On February the 25th I found myself, along with four of my close climbing buddies – Willie Koen, Rex Quick, Alessandro Gelmetti and Errol Flint (nearly 300 years between us), trudging up the familiar approach route to Barrier Buttress on Table Mountain. We were on our way to celebrate the 100-year anniversary of the first ascent of a real old TM classic – Barrier Frontal.

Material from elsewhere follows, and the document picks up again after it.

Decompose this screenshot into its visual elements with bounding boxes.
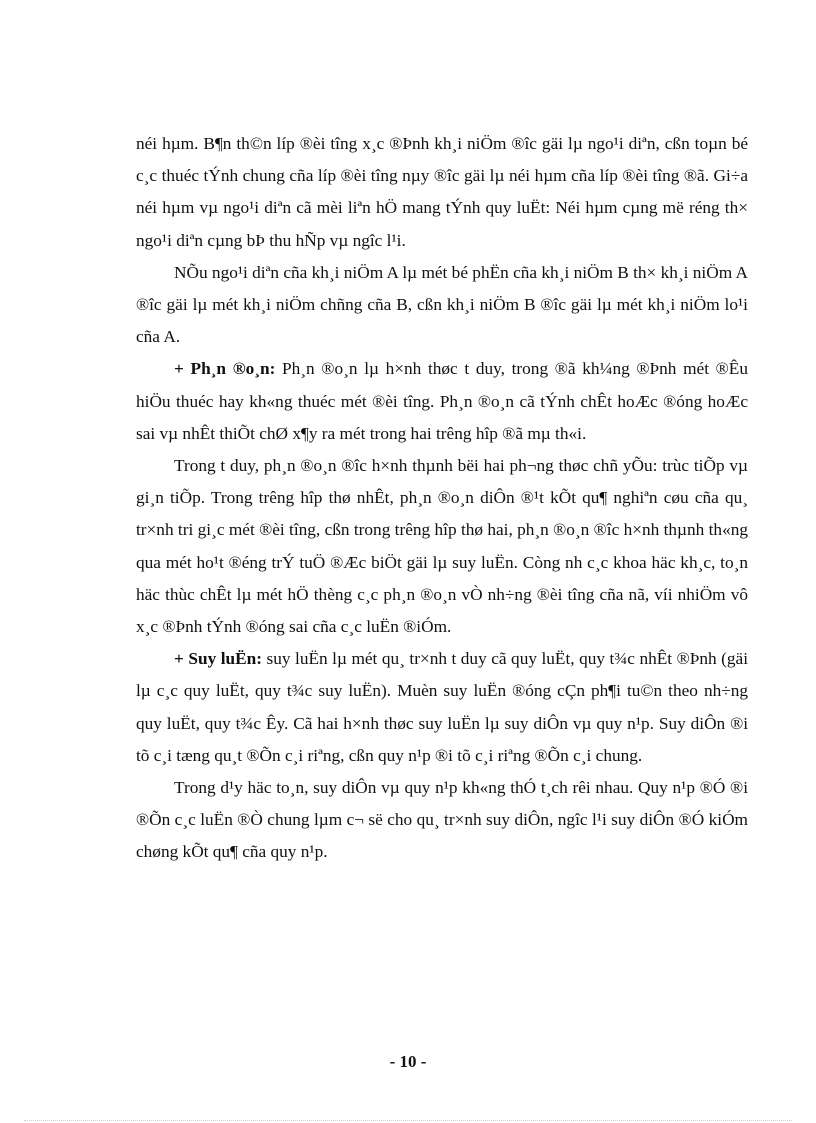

Now by current standards the old Frontal route is by no means taxing to the present-day cragsmen, who with modern gear, sticky shoes, chalk and the like, are scaling routes waaay more difficult, and steeper. But 100 years ago, this route was at the cutting edge. To J. W. Fraser, F. Humphries and K. White, all respected climbers of that era, Barrier Buttress was a formidable wall of sheer rock that had not yet had a clean ascent. And with the equipment at the time, which was basically non-existent, save for a hemp rope, which I wouldn’t swing a cat on, and perhaps a sling or two, putting a new route up a steep, unclimbed wall was a daunting and fearsome task; one which only the top climbers of the day would contemplate. And remember, in those days, the leader NEVER fell, as the system was too archaic to hold leader falls, so basically anyone who led was in fact soloing the route. The leader would then safeguard the rest of the party with a rope from above, which wasn’t an ideal belay anyway, and in this manner, they would forge their way up their chosen route.
And so, the three of them climbed what we all now know as Barrier Frontal, which takes a somewhat weaving line up an impressive wall, but today many skip the original direct line of the Shaly Crack corner by scuttling across to the left along an easy traverse, and then moving back right along a ledge to regain the route above the steep layback. But if included, this is one of the best, and by far the hardest pitch on the route, going at a respectable grade 16.